Percentual de famílias endividadas bate recorde e chega a 81,6% em maio
Aline Drumond - Estágio DM
Publicado em 10 de junho de 2026 às 15:37 | Atualizado há 54 minutos
Cartão de crédito segue entre as principais modalidades de dívida dos brasileiros | Foto: Reprodução
O percentual de famílias brasileiras com algum tipo de dívida alcançou 81,6% em maio deste ano, o maior patamar já registrado pela série histórica da Confederação Nacional do Comércio de Bens, Serviços e Turismo (CNC). Os dados foram divulgados nesta quarta-feira (10) e mostram avanço tanto no endividamento quanto na inadimplência.
Na comparação com maio de 2025, o índice cresceu 3,4 pontos percentuais, passando de 78,2% para 81,6%. Em relação a abril deste ano, quando o indicador era de 80,9%, o aumento foi de 0,7 ponto percentual.
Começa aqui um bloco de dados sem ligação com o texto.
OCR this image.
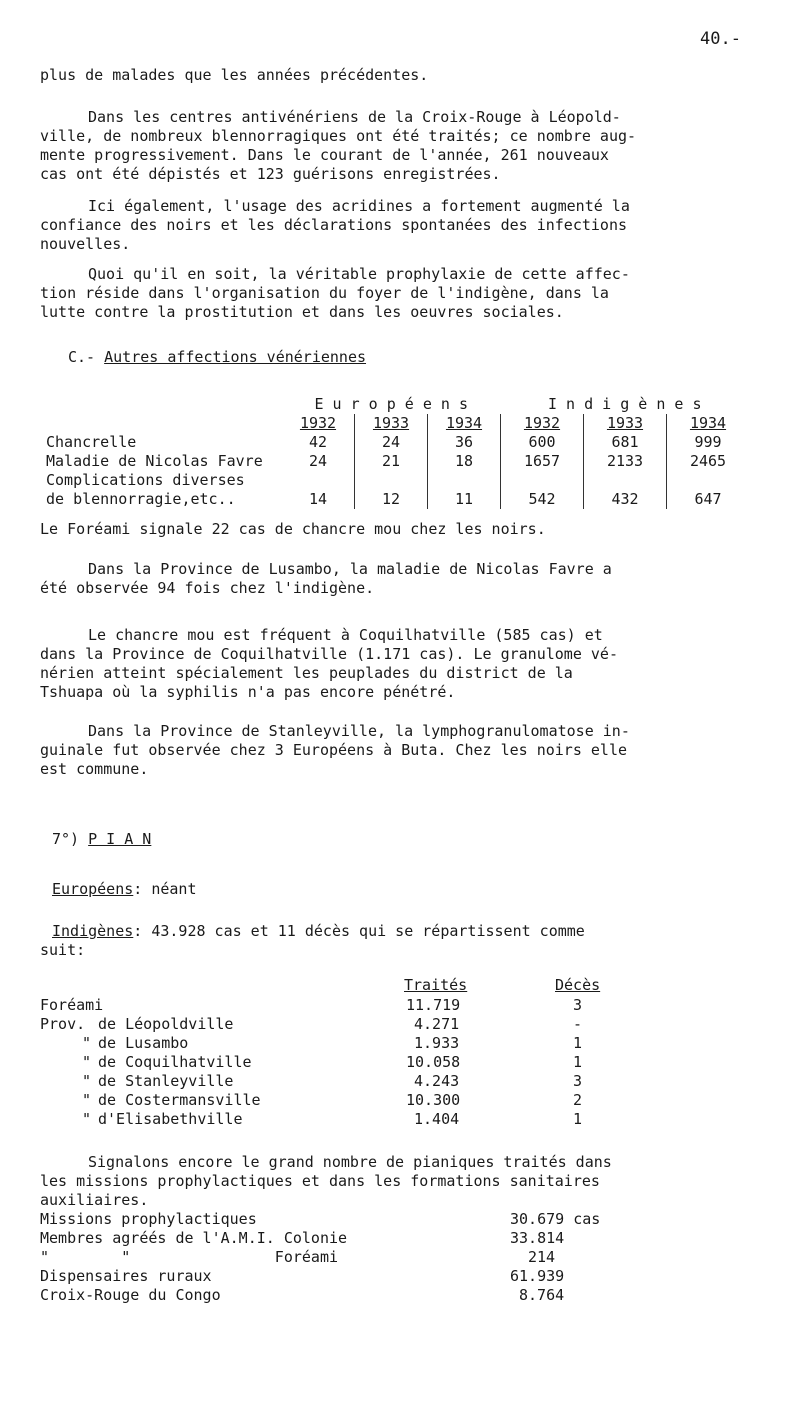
40.-
plus de malades que les années précédentes.
Dans les centres antivénériens de la Croix-Rouge à Léopold-
ville, de nombreux blennorragiques ont été traités; ce nombre aug-
mente progressivement. Dans le courant de l'année, 261 nouveaux
cas ont été dépistés et 123 guérisons enregistrées.
Ici également, l'usage des acridines a fortement augmenté la
confiance des noirs et les déclarations spontanées des infections
nouvelles.
Quoi qu'il en soit, la véritable prophylaxie de cette affec-
tion réside dans l'organisation du foyer de l'indigène, dans la
lutte contre la prostitution et dans les oeuvres sociales.
C.- Autres affections vénériennes
	E u r o p é e n s			I n d i g è n e s		
	1932	1933	1934	1932	1933	1934
Chancrelle	42	24	36	600	681	999
Maladie de Nicolas Favre	24	21	18	1657	2133	2465
Complications diverses						
de blennorragie,etc..	14	12	11	542	432	647
Le Foréami signale 22 cas de chancre mou chez les noirs.
Dans la Province de Lusambo, la maladie de Nicolas Favre a
été observée 94 fois chez l'indigène.
Le chancre mou est fréquent à Coquilhatville (585 cas) et
dans la Province de Coquilhatville (1.171 cas). Le granulome vé-
nérien atteint spécialement les peuplades du district de la
Tshuapa où la syphilis n'a pas encore pénétré.
Dans la Province de Stanleyville, la lymphogranulomatose in-
guinale fut observée chez 3 Européens à Buta. Chez les noirs elle
est commune.
7°) P I A N
Européens: néant
Indigènes: 43.928 cas et 11 décès qui se répartissent comme
suit:
Traités	Décès
Foréami	11.719	3
Prov. de Léopoldville	4.271	-
" de Lusambo	1.933	1
" de Coquilhatville	10.058	1
" de Stanleyville	4.243	3
" de Costermansville	10.300	2
" d'Elisabethville	1.404	1
Signalons encore le grand nombre de pianiques traités dans
les missions prophylactiques et dans les formations sanitaires
auxiliaires.
Missions prophylactiques	30.679 cas
Membres agréés de l'A.M.I. Colonie	33.814
"        "                Foréami	214
Dispensaires ruraux	61.939
Croix-Rouge du Congo	8.764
A pesquisa considera como endividadas as famílias que possuem compromissos financeiros a vencer em modalidades como cartão de crédito, cheque especial, crédito consignado, empréstimos pessoais, carnês de loja e financiamentos de veículos ou imóveis.
O aumento do endividamento veio acompanhado pela alta da inadimplência. Em maio, 29,9% dos entrevistados afirmaram ter contas em atraso, o maior percentual desde novembro de 2025, quando o indicador atingiu 30%. No mês anterior, a taxa era de 29,7%.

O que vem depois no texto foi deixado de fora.